Rometty’s “memoir with purpose” combines the experiences that defined her life—personal hurdles, high-stakes decisions, passionate advocacy—with the actionable advice of a coaching session to highlight lessons that shape authentic leadership. Behind-the-scenes stories and practical guidance offer us a blueprint for how we can all use good power to advance our careers, inspire our teams, improve our companies, and create healthier societies.

The book begins with raw, vivid memories from Rometty’s youth and early professional years as she recalls the trauma and the role models that formed her belief that how we lead is as important as what we achieve. She learns early on that good power is a choice available to everyone, even to those without money, status, or impressive titles.

Rometty then shows us how her concept of good power evolved as she grew from a first-time manager to a transformative CEO. Stories told through the lens of five principles—be in service of others; build belief; know what must change and what must endure; steward good tech; be resilient—reveal tools that anyone can apply to achieve real change at any stage of their life and work.

Rometty also encourages us to use good power at scale to bring about urgent societal change. She shares insights from her own journey to create a more equitable world by leading the SkillsFirst movement, which connects underserved populations with family-sustaining jobs by transforming hiring, education, and training.

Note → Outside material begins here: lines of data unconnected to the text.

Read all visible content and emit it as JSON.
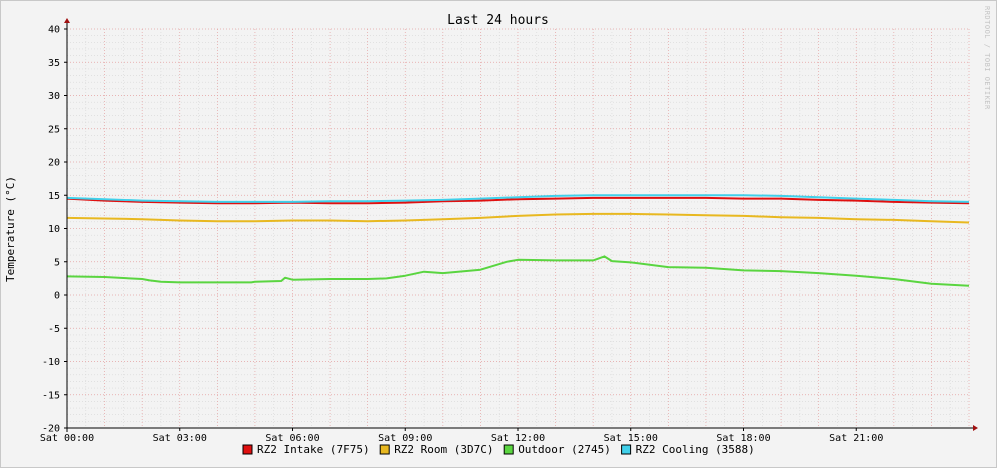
{
  "chart_data": {
    "type": "line",
    "title": "Last 24 hours",
    "ylabel": "Temperature (°C)",
    "watermark": "RRDTOOL / TOBI OETIKER",
    "ylim": [
      -20,
      40
    ],
    "yticks": [
      40,
      35,
      30,
      25,
      20,
      15,
      10,
      5,
      0,
      -5,
      -10,
      -15,
      -20
    ],
    "xlim": [
      0,
      24
    ],
    "x_tick_values": [
      0,
      3,
      6,
      9,
      12,
      15,
      18,
      21
    ],
    "x_tick_labels": [
      "Sat 00:00",
      "Sat 03:00",
      "Sat 06:00",
      "Sat 09:00",
      "Sat 12:00",
      "Sat 15:00",
      "Sat 18:00",
      "Sat 21:00"
    ],
    "grid": true,
    "legend_position": "bottom",
    "series": [
      {
        "name": "RZ2 Intake (7F75)",
        "color": "#e01010",
        "x": [
          0,
          1,
          2,
          3,
          4,
          5,
          6,
          7,
          8,
          9,
          10,
          11,
          12,
          13,
          14,
          15,
          16,
          17,
          18,
          19,
          20,
          21,
          22,
          23,
          24
        ],
        "y": [
          14.5,
          14.2,
          14.0,
          13.9,
          13.8,
          13.8,
          13.9,
          13.8,
          13.8,
          13.9,
          14.1,
          14.2,
          14.4,
          14.5,
          14.6,
          14.6,
          14.6,
          14.6,
          14.5,
          14.5,
          14.3,
          14.2,
          14.0,
          13.9,
          13.8
        ]
      },
      {
        "name": "RZ2 Room (3D7C)",
        "color": "#e8b820",
        "x": [
          0,
          1,
          2,
          3,
          4,
          5,
          6,
          7,
          8,
          9,
          10,
          11,
          12,
          13,
          14,
          15,
          16,
          17,
          18,
          19,
          20,
          21,
          22,
          23,
          24
        ],
        "y": [
          11.6,
          11.5,
          11.4,
          11.2,
          11.1,
          11.1,
          11.2,
          11.2,
          11.1,
          11.2,
          11.4,
          11.6,
          11.9,
          12.1,
          12.2,
          12.2,
          12.1,
          12.0,
          11.9,
          11.7,
          11.6,
          11.4,
          11.3,
          11.1,
          10.9
        ]
      },
      {
        "name": "Outdoor (2745)",
        "color": "#5ad540",
        "x": [
          0,
          1,
          2,
          2.2,
          2.5,
          3,
          4,
          4.9,
          5,
          5.7,
          5.8,
          6,
          7,
          8,
          8.5,
          9,
          9.5,
          10,
          11,
          11.7,
          12,
          13,
          14,
          14.3,
          14.5,
          15,
          16,
          17,
          18,
          19,
          20,
          21,
          22,
          23,
          24
        ],
        "y": [
          2.8,
          2.7,
          2.4,
          2.2,
          2.0,
          1.9,
          1.9,
          1.9,
          2.0,
          2.1,
          2.6,
          2.3,
          2.4,
          2.4,
          2.5,
          2.9,
          3.5,
          3.3,
          3.8,
          5.0,
          5.3,
          5.2,
          5.2,
          5.8,
          5.1,
          4.9,
          4.2,
          4.1,
          3.7,
          3.6,
          3.3,
          2.9,
          2.4,
          1.7,
          1.4
        ]
      },
      {
        "name": "RZ2 Cooling (3588)",
        "color": "#40d0ea",
        "x": [
          0,
          1,
          2,
          3,
          4,
          5,
          6,
          7,
          8,
          9,
          10,
          11,
          12,
          13,
          14,
          15,
          16,
          17,
          18,
          19,
          20,
          21,
          22,
          23,
          24
        ],
        "y": [
          14.6,
          14.4,
          14.2,
          14.1,
          14.0,
          14.0,
          14.0,
          14.1,
          14.1,
          14.2,
          14.3,
          14.5,
          14.7,
          14.9,
          15.0,
          15.0,
          15.0,
          15.0,
          15.0,
          14.9,
          14.7,
          14.5,
          14.3,
          14.1,
          14.0
        ]
      }
    ]
  }
}
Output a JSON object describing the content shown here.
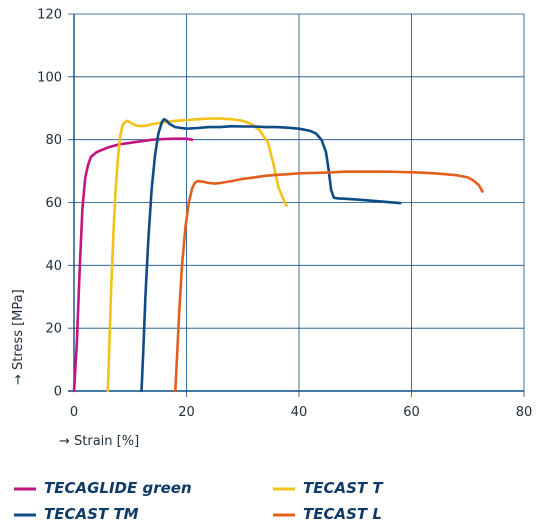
{
  "chart_data": {
    "type": "line",
    "xlabel": "→ Strain [%]",
    "ylabel": "→ Stress [MPa]",
    "xlim": [
      0,
      80
    ],
    "ylim": [
      0,
      120
    ],
    "xticks": [
      0,
      20,
      40,
      60,
      80
    ],
    "yticks": [
      0,
      20,
      40,
      60,
      80,
      100,
      120
    ],
    "grid": true,
    "legend_position": "bottom",
    "series": [
      {
        "name": "TECAGLIDE green",
        "color": "#c2167e",
        "points": [
          [
            0,
            0
          ],
          [
            0.5,
            15
          ],
          [
            1,
            38
          ],
          [
            1.5,
            58
          ],
          [
            2,
            68
          ],
          [
            2.5,
            72
          ],
          [
            3,
            74.5
          ],
          [
            4,
            76
          ],
          [
            6,
            77.5
          ],
          [
            8,
            78.5
          ],
          [
            10,
            79
          ],
          [
            12,
            79.5
          ],
          [
            14,
            80
          ],
          [
            16,
            80.2
          ],
          [
            18,
            80.3
          ],
          [
            20,
            80.3
          ],
          [
            21,
            80
          ]
        ]
      },
      {
        "name": "TECAST T",
        "color": "#f2c21b",
        "points": [
          [
            6,
            0
          ],
          [
            6.3,
            15
          ],
          [
            6.6,
            32
          ],
          [
            7,
            50
          ],
          [
            7.4,
            64
          ],
          [
            7.8,
            74
          ],
          [
            8.2,
            81
          ],
          [
            8.6,
            84.5
          ],
          [
            9,
            85.5
          ],
          [
            9.5,
            86
          ],
          [
            10,
            85.5
          ],
          [
            11,
            84.5
          ],
          [
            12,
            84.3
          ],
          [
            13,
            84.5
          ],
          [
            14,
            85
          ],
          [
            16,
            85.5
          ],
          [
            18,
            86
          ],
          [
            20,
            86.2
          ],
          [
            22,
            86.5
          ],
          [
            24,
            86.7
          ],
          [
            26,
            86.7
          ],
          [
            28,
            86.5
          ],
          [
            30,
            86
          ],
          [
            31.5,
            85
          ],
          [
            33,
            83
          ],
          [
            34.5,
            79
          ],
          [
            35.5,
            72
          ],
          [
            36.3,
            65
          ],
          [
            37,
            62
          ],
          [
            37.5,
            60
          ],
          [
            37.8,
            59
          ]
        ]
      },
      {
        "name": "TECAST TM",
        "color": "#0f4c85",
        "points": [
          [
            12,
            0
          ],
          [
            12.3,
            12
          ],
          [
            12.7,
            30
          ],
          [
            13.2,
            48
          ],
          [
            13.8,
            64
          ],
          [
            14.4,
            75
          ],
          [
            15,
            82
          ],
          [
            15.6,
            85.5
          ],
          [
            16,
            86.5
          ],
          [
            16.5,
            86
          ],
          [
            17,
            85
          ],
          [
            18,
            84
          ],
          [
            20,
            83.5
          ],
          [
            22,
            83.7
          ],
          [
            24,
            84
          ],
          [
            26,
            84
          ],
          [
            28,
            84.3
          ],
          [
            30,
            84.2
          ],
          [
            32,
            84.2
          ],
          [
            34,
            84
          ],
          [
            36,
            84
          ],
          [
            38,
            83.8
          ],
          [
            40,
            83.5
          ],
          [
            42,
            82.8
          ],
          [
            43,
            82
          ],
          [
            44,
            80
          ],
          [
            44.8,
            76
          ],
          [
            45.3,
            70
          ],
          [
            45.7,
            64
          ],
          [
            46.2,
            61.5
          ],
          [
            47,
            61.3
          ],
          [
            48,
            61.2
          ],
          [
            50,
            61
          ],
          [
            52,
            60.7
          ],
          [
            54,
            60.4
          ],
          [
            56,
            60.1
          ],
          [
            58,
            59.8
          ]
        ]
      },
      {
        "name": "TECAST L",
        "color": "#e2601c",
        "points": [
          [
            18,
            0
          ],
          [
            18.3,
            10
          ],
          [
            18.7,
            25
          ],
          [
            19.2,
            40
          ],
          [
            19.8,
            52
          ],
          [
            20.4,
            60
          ],
          [
            21,
            64.5
          ],
          [
            21.5,
            66.3
          ],
          [
            22,
            66.8
          ],
          [
            23,
            66.6
          ],
          [
            24,
            66.2
          ],
          [
            25,
            66
          ],
          [
            26,
            66.2
          ],
          [
            28,
            66.8
          ],
          [
            30,
            67.5
          ],
          [
            32,
            68
          ],
          [
            34,
            68.5
          ],
          [
            36,
            68.8
          ],
          [
            38,
            69
          ],
          [
            40,
            69.3
          ],
          [
            42,
            69.4
          ],
          [
            44,
            69.5
          ],
          [
            46,
            69.6
          ],
          [
            48,
            69.8
          ],
          [
            50,
            69.8
          ],
          [
            52,
            69.8
          ],
          [
            54,
            69.8
          ],
          [
            56,
            69.8
          ],
          [
            58,
            69.7
          ],
          [
            60,
            69.6
          ],
          [
            62,
            69.5
          ],
          [
            64,
            69.3
          ],
          [
            66,
            69
          ],
          [
            68,
            68.7
          ],
          [
            70,
            68
          ],
          [
            71,
            67
          ],
          [
            72,
            65.5
          ],
          [
            72.6,
            63.5
          ]
        ]
      }
    ]
  }
}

With heart, humility, and conviction, Good Power offers an inspiring, compelling guide to creating meaningful change in our lives.

In My Hands Today…

How Data Happened: A History from the Age of Reason to the Age of Algorithms – Chris Wiggins and Matthew L. Jones

From facial recognition—capable of checking us onto flights or identifying undocumented residents—to automated decision systems that inform everything from who gets loans to who receives bail, each of us moves through a world determined by data-empowered algorithms. But these technologies didn’t just appear: they are part of a history that goes back centuries, from the census enshrined in the US Constitution to the birth of eugenics in Victorian Britain to the development of Google search.

Expanding on the popular course they created at Columbia University, Chris Wiggins and Matthew L. Jones illuminate the ways in which data has long been used as a tool and a weapon in arguing for what is true, as well as a means of rearranging or defending power. By understanding the trajectory of data—where it has been and where it might yet go—Wiggins and Jones argue that we can understand how to bend it to ends that we collectively choose, with intentionality and purpose.

In My Hands Today…

Invisible Women: Data Bias in a World Designed for Men – Caroline Criado Pérez

Data is fundamental to the modern world. From economic development, to healthcare, to education and public policy, we rely on numbers to allocate resources and make crucial decisions. But because so much data fails to take into account gender, because it treats men as the default and women as atypical, bias and discrimination are baked into our systems. And women pay tremendous costs for this bias, in time, money, and often with their lives.

Celebrated feminist advocate Caroline Criado Perez investigates the shocking root cause of gender inequality and research in Invisible Women​, diving into women’s lives at home, the workplace, the public square, the doctor’s office, and more. Built on hundreds of studies in the US, the UK, and around the world, and written with energy, wit, and sparkling intelligence, this is a groundbreaking, unforgettable exposé that will change the way you look at the world.